Se dagli anni 60 andiamo indietro di cinquant’anni e arriviamo ai primi anni del ventesimo secolo, ho il sospetto che i progressi compiuti in quel cinquantennio non fossero poi così inferiori a quelli compiti dagli anni 60 ad oggi: c’è dunque stata veramente questa accelerazione esponenziale della tecnologia? La nuova tecnologia informatica ha certo portato grandi vantaggi nella reperibilità delle informazioni per la grande maggioranza delle persone, ma ha anche portato ad una possibilità di controllo e sorveglianza del singolo molto più oppressiva e onnipresente da parte del potere. Se da una parte ha molto semplificato, dall’altra ha anche molto complicato.

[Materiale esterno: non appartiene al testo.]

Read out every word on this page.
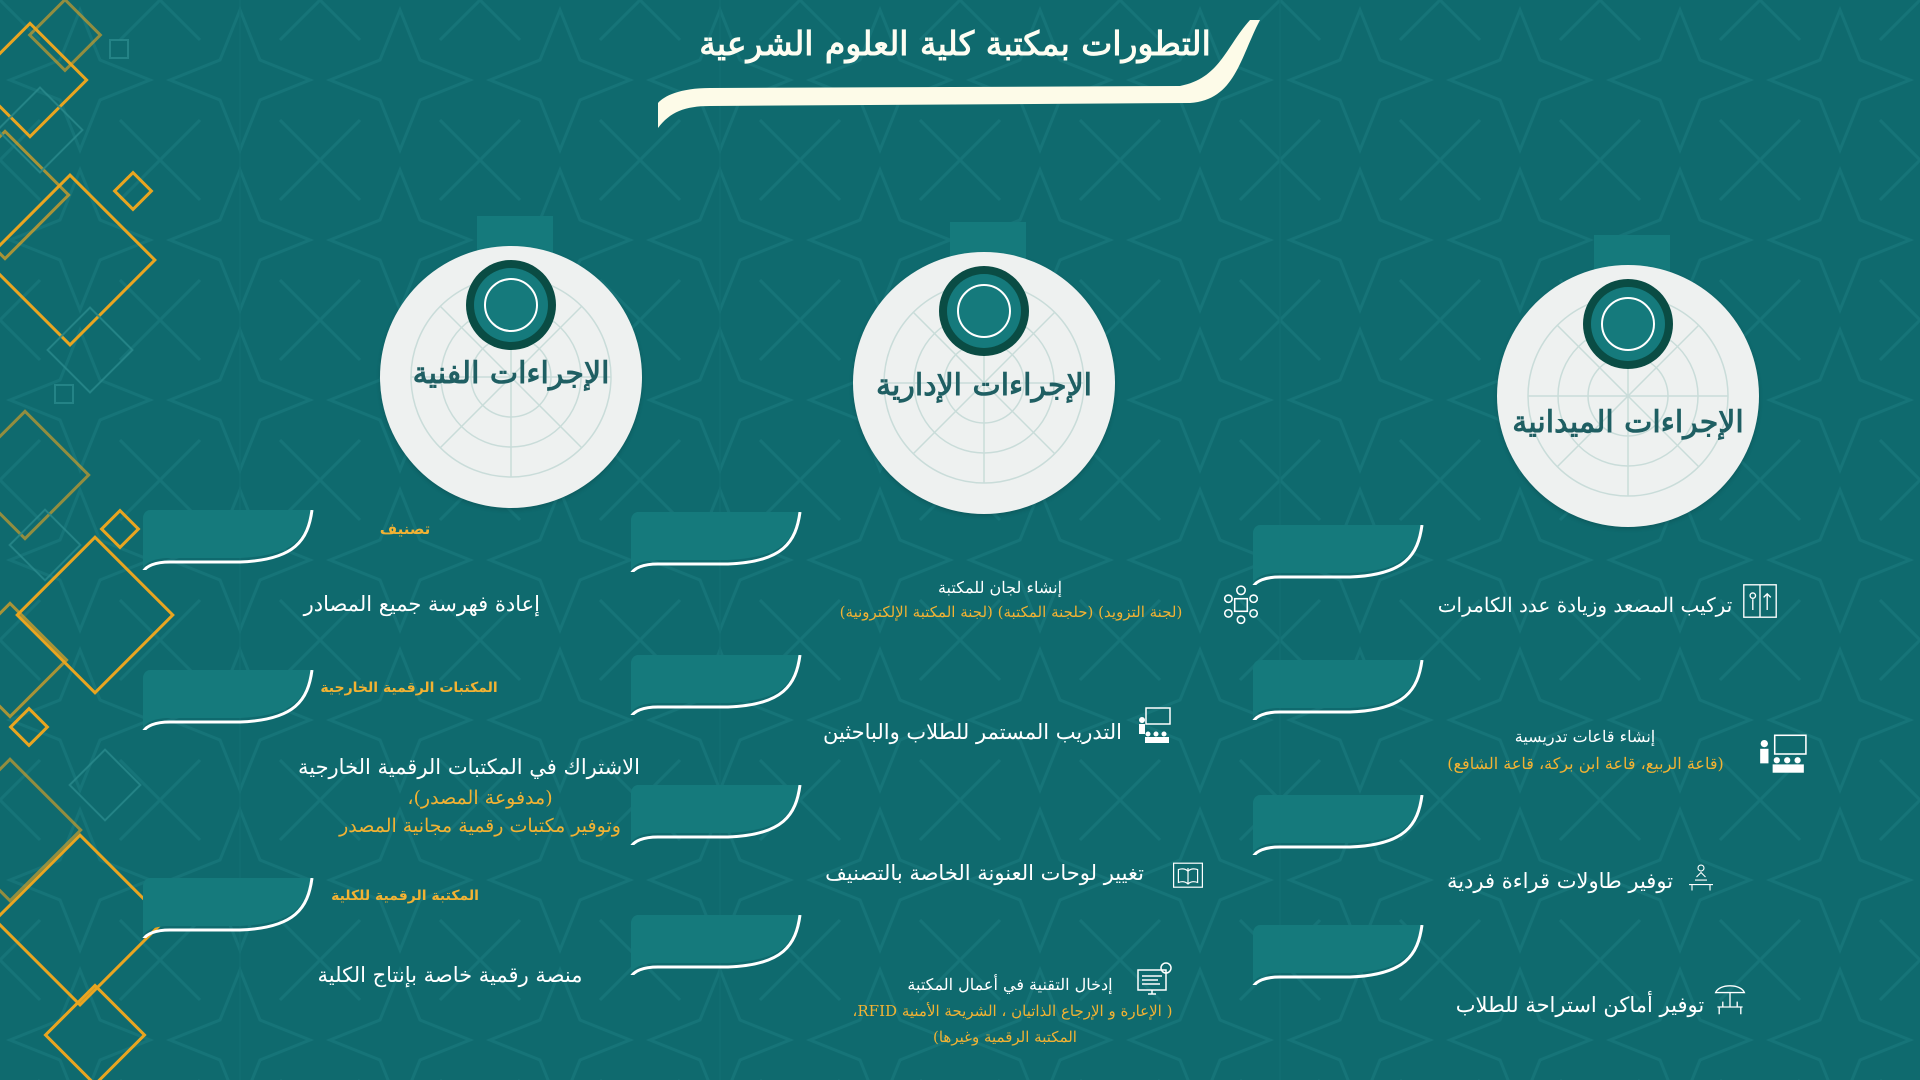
التطورات بمكتبة كلية العلوم الشرعية
الإجراءات الفنية	الإجراءات الإدارية
الإجراءات الميدانية
تصنيف
إعادة فهرسة جميع المصادر
المكتبات الرقمية الخارجية
الاشتراك في المكتبات الرقمية الخارجية
(مدفوعة المصدر)،
وتوفير مكتبات رقمية مجانية المصدر
المكتبة الرقمية للكلية
منصة رقمية خاصة بإنتاج الكلية
إنشاء لجان للمكتبة
(لجنة التزويد) (حلجنة المكتبة) (لجنة المكتبة الإلكترونية)
التدريب المستمر للطلاب والباحثين
تغيير لوحات العنونة الخاصة بالتصنيف
إدخال التقنية في أعمال المكتبة
( الإعارة و الإرجاع الذاتيان ، الشريحة الأمنية RFID،
المكتبة الرقمية وغيرها)
تركيب المصعد وزيادة عدد الكامرات
إنشاء قاعات تدريسية
(قاعة الربيع، قاعة ابن بركة، قاعة الشافع)
توفير طاولات قراءة فردية
توفير أماكن استراحة للطلاب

In ogni caso, qualunque sia il vero motivo, tecnico, politico, finanziario, culturale o altro, resta il fatto incontrovertibile che in cinquant’anni dalla grande impresa o, per quelli che non ci credono, dalla finta grande impresa dello sbarco umano sulla Luna, la nostra società non è stata fin’ora e non è ad oggi in grado di ripeterla. Nonostante questo, bizzarramente, i media continuano a parlarne con grande enfasi, ammaestrandoci che manca poco, che i nostri mezzi sono sbalorditivamente aumentati, che stiamo per tornare sulla Luna, belli, green, gay friendly, ma, per il momento inesorabilmente a chilometri zero. Se non è quest’anno, sarò l’anno prossimo,  o quello dopo.

Anzi, stiamo per conquistare anche Marte: gli astronauti multigender già si allenano in garage!